AKP teşkilatlarının çeşitli kademelerinde daha önce görev almış ancak şu an da aktif olarak bir görevi olmayan gönüllülerden oluşan ‘Nöbetçiler’ topluluğu, Bahçelievler’de İstanbul Buluşmaları toplantısına katılan Bilal Erdoğan, İBB Başkanı Ekrem İmamoğlu’nun İstanbul’u yönetemediğini ve çeşitli bahanelere sığındığını ileri sürdü.
‘‘15 TEMMUZ BİZİM İÇİN BİR VAROLUŞ MESELESİYDİ’’
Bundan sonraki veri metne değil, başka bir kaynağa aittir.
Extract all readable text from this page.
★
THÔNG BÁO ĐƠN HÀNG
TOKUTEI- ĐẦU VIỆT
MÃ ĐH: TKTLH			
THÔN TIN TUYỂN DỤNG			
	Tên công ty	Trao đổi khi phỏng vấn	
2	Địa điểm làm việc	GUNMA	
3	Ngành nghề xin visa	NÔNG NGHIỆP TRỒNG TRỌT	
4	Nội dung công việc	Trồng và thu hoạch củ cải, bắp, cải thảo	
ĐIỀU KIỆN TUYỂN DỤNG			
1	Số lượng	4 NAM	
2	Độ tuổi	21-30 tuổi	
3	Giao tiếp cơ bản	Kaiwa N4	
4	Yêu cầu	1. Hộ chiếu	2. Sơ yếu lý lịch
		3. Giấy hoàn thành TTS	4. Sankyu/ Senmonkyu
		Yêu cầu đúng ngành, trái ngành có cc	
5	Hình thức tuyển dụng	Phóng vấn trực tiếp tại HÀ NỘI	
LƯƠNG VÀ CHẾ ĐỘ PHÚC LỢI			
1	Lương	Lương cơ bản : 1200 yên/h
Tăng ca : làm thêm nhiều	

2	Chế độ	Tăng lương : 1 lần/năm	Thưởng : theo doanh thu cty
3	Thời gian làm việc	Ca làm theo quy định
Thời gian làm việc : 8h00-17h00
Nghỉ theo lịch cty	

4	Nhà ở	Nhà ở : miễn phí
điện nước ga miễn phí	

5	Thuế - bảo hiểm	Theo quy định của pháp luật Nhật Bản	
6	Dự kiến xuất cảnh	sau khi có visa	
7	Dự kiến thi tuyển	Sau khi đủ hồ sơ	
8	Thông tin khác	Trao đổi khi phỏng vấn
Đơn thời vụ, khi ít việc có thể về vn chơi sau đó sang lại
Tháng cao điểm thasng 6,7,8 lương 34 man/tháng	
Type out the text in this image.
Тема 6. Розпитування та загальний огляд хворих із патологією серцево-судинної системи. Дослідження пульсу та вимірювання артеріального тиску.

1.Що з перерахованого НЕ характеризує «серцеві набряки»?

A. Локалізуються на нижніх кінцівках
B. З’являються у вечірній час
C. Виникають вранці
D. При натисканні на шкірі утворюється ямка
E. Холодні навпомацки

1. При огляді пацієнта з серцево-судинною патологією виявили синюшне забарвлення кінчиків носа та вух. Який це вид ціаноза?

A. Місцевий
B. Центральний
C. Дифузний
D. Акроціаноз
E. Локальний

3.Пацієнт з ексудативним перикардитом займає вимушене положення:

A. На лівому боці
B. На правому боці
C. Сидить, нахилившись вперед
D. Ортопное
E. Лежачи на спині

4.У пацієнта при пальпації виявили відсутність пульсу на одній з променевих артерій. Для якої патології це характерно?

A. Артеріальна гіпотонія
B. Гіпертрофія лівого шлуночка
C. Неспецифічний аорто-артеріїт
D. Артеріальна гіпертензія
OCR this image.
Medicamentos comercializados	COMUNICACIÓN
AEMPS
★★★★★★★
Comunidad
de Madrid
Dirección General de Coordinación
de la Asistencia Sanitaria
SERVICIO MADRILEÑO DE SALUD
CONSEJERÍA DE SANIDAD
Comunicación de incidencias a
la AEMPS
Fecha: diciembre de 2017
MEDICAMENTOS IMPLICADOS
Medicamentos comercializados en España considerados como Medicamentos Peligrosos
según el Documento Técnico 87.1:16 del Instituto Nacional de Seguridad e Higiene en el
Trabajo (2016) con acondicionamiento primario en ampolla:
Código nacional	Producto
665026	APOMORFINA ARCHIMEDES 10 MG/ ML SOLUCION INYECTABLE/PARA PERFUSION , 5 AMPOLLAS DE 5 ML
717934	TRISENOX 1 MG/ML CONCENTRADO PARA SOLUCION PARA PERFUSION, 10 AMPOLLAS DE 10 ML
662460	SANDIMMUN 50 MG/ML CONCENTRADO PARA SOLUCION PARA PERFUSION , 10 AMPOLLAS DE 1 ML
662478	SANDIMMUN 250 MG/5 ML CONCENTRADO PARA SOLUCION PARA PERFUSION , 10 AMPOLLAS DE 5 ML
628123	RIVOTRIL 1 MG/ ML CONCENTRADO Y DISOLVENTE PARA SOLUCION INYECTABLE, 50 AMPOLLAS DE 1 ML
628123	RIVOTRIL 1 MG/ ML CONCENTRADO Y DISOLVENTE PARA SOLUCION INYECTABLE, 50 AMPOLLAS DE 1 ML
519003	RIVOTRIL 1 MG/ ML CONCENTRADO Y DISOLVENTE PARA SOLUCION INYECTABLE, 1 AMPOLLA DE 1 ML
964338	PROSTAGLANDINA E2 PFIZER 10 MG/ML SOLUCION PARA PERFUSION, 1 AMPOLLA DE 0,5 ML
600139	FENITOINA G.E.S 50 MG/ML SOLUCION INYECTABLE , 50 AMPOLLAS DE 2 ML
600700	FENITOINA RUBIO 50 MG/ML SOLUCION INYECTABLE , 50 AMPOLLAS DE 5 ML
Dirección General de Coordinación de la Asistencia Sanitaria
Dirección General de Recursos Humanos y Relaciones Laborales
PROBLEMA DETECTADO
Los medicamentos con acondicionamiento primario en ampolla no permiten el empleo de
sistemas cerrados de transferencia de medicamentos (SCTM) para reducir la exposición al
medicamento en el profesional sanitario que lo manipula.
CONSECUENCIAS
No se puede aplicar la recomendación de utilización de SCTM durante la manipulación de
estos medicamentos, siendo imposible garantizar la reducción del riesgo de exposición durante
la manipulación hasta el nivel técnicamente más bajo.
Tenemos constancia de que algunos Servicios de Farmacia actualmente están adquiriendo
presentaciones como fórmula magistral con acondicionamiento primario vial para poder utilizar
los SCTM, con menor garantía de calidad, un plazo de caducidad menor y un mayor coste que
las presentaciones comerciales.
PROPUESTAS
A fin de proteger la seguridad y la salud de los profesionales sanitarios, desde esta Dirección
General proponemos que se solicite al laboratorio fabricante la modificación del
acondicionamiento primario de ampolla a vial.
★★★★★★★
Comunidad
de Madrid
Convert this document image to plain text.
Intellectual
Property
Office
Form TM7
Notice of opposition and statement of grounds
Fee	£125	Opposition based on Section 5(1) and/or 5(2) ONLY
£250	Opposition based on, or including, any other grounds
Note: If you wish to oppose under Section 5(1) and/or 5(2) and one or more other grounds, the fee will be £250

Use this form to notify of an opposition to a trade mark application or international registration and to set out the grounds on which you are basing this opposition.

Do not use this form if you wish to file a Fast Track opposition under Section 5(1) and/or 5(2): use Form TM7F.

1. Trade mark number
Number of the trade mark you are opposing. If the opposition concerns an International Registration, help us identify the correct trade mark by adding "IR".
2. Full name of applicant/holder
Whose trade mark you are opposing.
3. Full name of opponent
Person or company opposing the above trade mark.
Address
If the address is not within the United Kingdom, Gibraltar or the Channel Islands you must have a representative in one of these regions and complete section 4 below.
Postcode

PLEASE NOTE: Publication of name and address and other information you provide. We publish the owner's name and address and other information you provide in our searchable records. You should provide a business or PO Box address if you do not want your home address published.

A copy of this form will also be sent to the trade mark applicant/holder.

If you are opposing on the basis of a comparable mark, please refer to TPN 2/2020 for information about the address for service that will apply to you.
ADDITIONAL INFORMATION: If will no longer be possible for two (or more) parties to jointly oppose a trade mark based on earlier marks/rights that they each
15 Temmuz kaos ve kumpas gecesinin kendileri için bir varoluş mücadelesi olduğunu söyleyen Bilal Erdoğan “Nöbet kelimesi geçince, içinde nöbetçi olduğu iddiası olunca, işin içinde 15 Temmuz ruhunu muhakkak hatırlamamız lazım. Bakın hani şimdi 14 Mayıs, 28 Mayıs Cumhurbaşkanımızı yine bu ülkenin lideri olarak seçtik. Allah’ın izniyle 5 yıl daha görev verdik. Şimdi önümüzde bir yerel seçim var. Ama bu 15 Temmuz meselesi Türkiye’de siyasi tercihlerde maalesef, maalesef diyorum. Keşke 15 Temmuz meselesinde Türkiye’de böyle bir kutuplaşma, onun etrafında olmasaydı. Keşke 15 Temmuz meselesinde milletçe hepimiz aynı safta yer alsaydık. Çünkü bu bizim için bir varoluş meselesiydi. Ama bakın daha yeni Antalya’da olan meseleyi görüyorsunuz. Yani maalesef bir tarafta 15 Temmuz darbesi başarılı olsaydı isteyenler var. Bir tarafta da o darbenin karşısında millet cephesinde yer alanlar var. Ve hala bu cephe olduğu yerde duruyor maalesef. Gönül isterdi ki, hemen 15 Temmuz’un ardında muhalefet durması gerektiği yerde dursun ve Türkiye’de siyasi tablo 15 Temmuz şartlarında oluşmasın. Ama hala 15 Temmuz çizgilerinde bir kamplaşmayı görüyoruz. Onun için nöbette olunması önemli. Onun için teyakkuzda olmak zorundayız. Onun için bu vatanı, bu vatanın düşmanlarıyla işbirliği içinde olanlara bırakmama kararlılığını 15 Temmuz günü akşamı olduğu gibi aynen korumak zorundayız” dedi.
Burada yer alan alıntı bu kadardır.